Pemakaian obat dengan efek diuretik-vasodilatasi seperti Brain N atriuretic Peptide
(Nesiritide) masih dalam penelitian. Pemakaian alat Bantu seperti Cardiac
54
Resychronization Theraphy (CRT) maupun pembedahan, pemasangan ICD (Intra-Cardiac
Defibrillator) sebagai alat pencegah mati mendadak pada gagal jantung akibat iskemia
maupun non-iskemia dapat memperbaiki status fungsional dan kualitas hidup, namun
mahal. Transplantasi sel dan stimulasi regenerasi miokard, masih terkendala dengan
masih minimalnya jumlah miokard yang dapat ditumbuhkan untuk mengganti miokard
yang rusak dan masih memerlukan penelitian lanjut.
3. Operatif
Pemakaian Alat dan Tindakan Bedah antara lain :
Revaskularisasi (perkutan, bedah)
Operasi katup mitral
Aneurismektomi
Kardiomioplasti
External cardiac support
Pacu jantung, konvensional, resinkronisasi pacu jantung biventricular.
Implantable cardioverter defibrillators (ICD).
Heart transplantation, ventricular assist devices, artificial heart.
Ultrafiltrasi, hemodialisis.
Prognosis
Pada bayi dan anak lebih baik daripada orang dewasa bila ditolong dengan segera.
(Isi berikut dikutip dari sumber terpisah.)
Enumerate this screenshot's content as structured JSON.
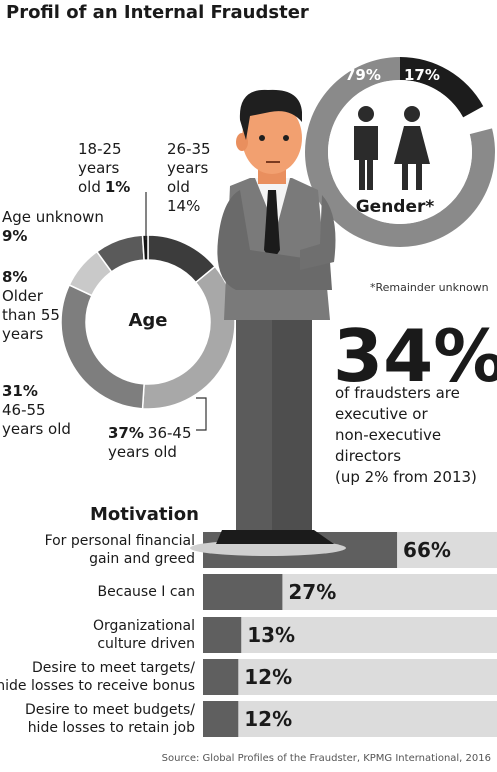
{
  "title": "Profil of an Internal Fraudster",
  "chart_data": [
    {
      "type": "pie",
      "title": "Age",
      "categories": [
        "26-35\nyears\nold",
        "36-45\nyears old",
        "46-55\nyears old",
        "Older\nthan 55\nyears",
        "Age unknown",
        "18-25\nyears\nold"
      ],
      "values": [
        14,
        37,
        31,
        8,
        9,
        1
      ],
      "value_labels": [
        "14%",
        "37%",
        "31%",
        "8%",
        "9%",
        "1%"
      ],
      "colors": [
        "#3c3c3c",
        "#a8a8a8",
        "#7e7e7e",
        "#c9c9c9",
        "#5a5a5a",
        "#151515"
      ]
    },
    {
      "type": "pie",
      "title": "Gender*",
      "values": [
        79,
        17
      ],
      "value_labels": [
        "79%",
        "17%"
      ],
      "colors": [
        "#8a8a8a",
        "#1c1c1c"
      ],
      "note": "*Remainder unknown"
    },
    {
      "type": "bar",
      "title": "Motivation",
      "categories": [
        "For personal financial\ngain and greed",
        "Because I can",
        "Organizational\nculture driven",
        "Desire to meet targets/\nhide losses to receive bonus",
        "Desire to meet budgets/\nhide losses to retain job"
      ],
      "values": [
        66,
        27,
        13,
        12,
        12
      ],
      "value_labels": [
        "66%",
        "27%",
        "13%",
        "12%",
        "12%"
      ],
      "color": "#5f5f5f",
      "xlim": [
        0,
        100
      ]
    }
  ],
  "stat": {
    "headline": "34%",
    "text": "of fraudsters are\nexecutive or\nnon-executive\ndirectors\n(up 2% from 2013)"
  },
  "source": "Source: Global Profiles of the Fraudster, KPMG International, 2016"
}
Hal ini
disebabkan oleh karena belum terjadi perburukan pada miokardium.
Ada beberapa faktor yang menentukan prognosa, yaitu :
Waktu timbulnya gagal jantung.
Timbul serangan akut atau menahun.
Derajat beratnya gagal jantung.
55
Penyebab primer.
Kelainan atau besarnya jantung yang menetap.
Keadaan paru.
Cepatnya pertolongan pertama.
Respons dan lamanya pemberian digitalisasi.
Seringnya gagal jantung kambuh.
Upaya pencegahan
Pencegahan gagal jantung, harus selalu menjadi hal yang diutamakan, terutama pada
kelompok dengan risiko tinggi.
· Obati penyebab potensial dari kerusakan miokard.
· Pengobatan infark jantung segera di triase, serta pencegahan infark ulangan.
· Pengobatan hipertensi yang agresif.
· Koreksi kelainan kongenital serta penyakit katup jantung.
· Memerlukan pembahasan khusus.
· Bila sudah ada disfungsi miokard, upayakan eliminasi penyebab yang mendasari.